The taxpayer claimed he gambled on at least 193 days during 2014. He claimed he would gamble for 8 to 10 hours a day on a regular basis, sometimes staying overnight at the casino, and made $2-3k withdraws from his bank account on many gambling days. Financial records show his cash advances and withdrawals on casino premises during 2014 totaled $240,113.
Financial accounts of the taxpayer did not reveal any net worth increase that could be traced to gambling winnings; in fact his bank accounts were extremely low at the beginning and end of the year and his credit card balance remained largely unchanged despite his over $70k of other income and substantial insurance settlement proceeds.
During the trial, testimony was provided by the taxpayer, his wife, his adult daughter who lived at home, and an expert witness specializing in mathematics, the casino gaming industry, and casino gaming slot machines. Mr. Nicely, the expert witness, concluded the taxpayer had overall net gambling losses of at least $151,690 during 2014 and “opined that the odds against petitioner’s having enjoyed even $1 of net gambling profit, for the entirety of 2014, were at least 140 million to 1.”
Mr. Nicely explained that “in a game with odds that disfavor the gambler, the law of large numbers means that a gambler who plays long enough is virtually guaranteed to have net losses. And there is no doubt that the petitioner played long enough.”

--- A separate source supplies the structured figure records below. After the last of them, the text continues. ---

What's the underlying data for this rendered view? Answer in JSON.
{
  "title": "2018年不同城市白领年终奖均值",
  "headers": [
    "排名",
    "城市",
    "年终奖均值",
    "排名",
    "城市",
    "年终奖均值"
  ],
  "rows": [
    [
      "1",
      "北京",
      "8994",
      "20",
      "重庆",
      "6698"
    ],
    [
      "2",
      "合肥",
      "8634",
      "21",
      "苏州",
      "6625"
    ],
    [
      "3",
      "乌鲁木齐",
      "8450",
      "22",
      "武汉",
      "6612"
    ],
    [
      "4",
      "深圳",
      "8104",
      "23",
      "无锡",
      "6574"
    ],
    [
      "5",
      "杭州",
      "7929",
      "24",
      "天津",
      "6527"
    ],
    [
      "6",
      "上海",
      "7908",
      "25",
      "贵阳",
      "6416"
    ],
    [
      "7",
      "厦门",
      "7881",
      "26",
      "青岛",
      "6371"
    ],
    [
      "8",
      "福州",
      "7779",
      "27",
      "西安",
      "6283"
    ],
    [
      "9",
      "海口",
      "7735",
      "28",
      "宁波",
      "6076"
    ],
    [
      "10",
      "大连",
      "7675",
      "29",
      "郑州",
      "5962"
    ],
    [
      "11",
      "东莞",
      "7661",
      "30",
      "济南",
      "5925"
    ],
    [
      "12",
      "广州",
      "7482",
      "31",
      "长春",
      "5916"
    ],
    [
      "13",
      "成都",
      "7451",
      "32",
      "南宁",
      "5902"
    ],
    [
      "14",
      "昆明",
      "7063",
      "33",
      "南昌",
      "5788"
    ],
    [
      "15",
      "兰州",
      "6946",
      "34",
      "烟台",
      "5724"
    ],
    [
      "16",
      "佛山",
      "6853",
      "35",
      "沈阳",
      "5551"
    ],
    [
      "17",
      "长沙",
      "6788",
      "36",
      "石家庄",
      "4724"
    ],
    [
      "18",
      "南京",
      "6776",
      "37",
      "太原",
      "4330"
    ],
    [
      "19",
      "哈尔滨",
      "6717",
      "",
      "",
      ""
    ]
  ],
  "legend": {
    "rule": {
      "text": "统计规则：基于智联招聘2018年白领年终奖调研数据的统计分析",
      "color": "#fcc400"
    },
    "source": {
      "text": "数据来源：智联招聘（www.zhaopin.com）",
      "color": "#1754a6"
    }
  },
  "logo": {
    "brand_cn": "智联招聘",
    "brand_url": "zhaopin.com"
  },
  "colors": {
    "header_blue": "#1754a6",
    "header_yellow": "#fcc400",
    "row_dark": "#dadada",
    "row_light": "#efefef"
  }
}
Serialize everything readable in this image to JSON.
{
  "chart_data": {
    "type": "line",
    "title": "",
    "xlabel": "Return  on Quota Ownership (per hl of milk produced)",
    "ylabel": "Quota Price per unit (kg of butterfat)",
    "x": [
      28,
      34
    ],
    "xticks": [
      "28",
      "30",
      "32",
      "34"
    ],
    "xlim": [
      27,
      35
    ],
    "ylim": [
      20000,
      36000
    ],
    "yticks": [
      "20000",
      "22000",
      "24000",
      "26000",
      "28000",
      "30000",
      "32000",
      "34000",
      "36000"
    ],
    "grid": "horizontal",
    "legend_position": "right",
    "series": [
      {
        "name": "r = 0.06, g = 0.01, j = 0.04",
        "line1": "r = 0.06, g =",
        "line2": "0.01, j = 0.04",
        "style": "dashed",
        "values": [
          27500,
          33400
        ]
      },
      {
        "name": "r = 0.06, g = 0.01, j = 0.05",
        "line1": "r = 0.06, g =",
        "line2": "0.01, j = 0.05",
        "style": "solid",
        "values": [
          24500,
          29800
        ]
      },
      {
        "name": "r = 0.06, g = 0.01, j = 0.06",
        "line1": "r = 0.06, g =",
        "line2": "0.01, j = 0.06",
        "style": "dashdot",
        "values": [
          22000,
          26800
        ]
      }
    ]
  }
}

A 2014 tax return had not been filed by the taxpayer, but in response to an IRS notice and substitute return, the taxpayer prepared a pro-forma 2014 return showing gambling losses in the amount of $350,241 (the amount of his gambling winnings). The IRS did not agree with the taxpayer’s deduction.
IRC §165(d) provides that taxpayers who do not engage in gambling as a trade or business are allowed losses from wagering transactions, to the extent of wagering gains, as an itemized deduction. Professional gamblers, those who are engaged in a trade or business of gambling, may deduct gambling losses against their gambling winnings as a business expenses arriving at AGI under §62(a)(1). The taxpayer did not claim to be a professional gambler in 2014.
Taxpayers must identify and substantiate their expenses [§6001], but in practice, not all gamblers keep track of their wins and losses. Cohan v. Commissioner is sometimes used to allow estimates of an expense, but there must be a basis upon which an estimate can be made. Prior cases have used casino ATM receipts, cancelled checks to casinos, credit card statements proving cash advances at the casino, bank statements, lifestyle, overall financial position, and expert testimony to substantiate gambling losses.
After considering the taxpayers considerable cash withdrawals, his moderate lifestyle, financial records showing several depleted accounts, casino activity reports, and expert testimony stating the rare chance he had any net winnings, the Court found the taxpayer had provided sufficient evidence to support his proposed deduction for the full amount of his gambling winnings.
Coleman v. Commissioner, T.C. Memo. 2020-146
Information provided is for educational purposes only and not to be used as tax advice.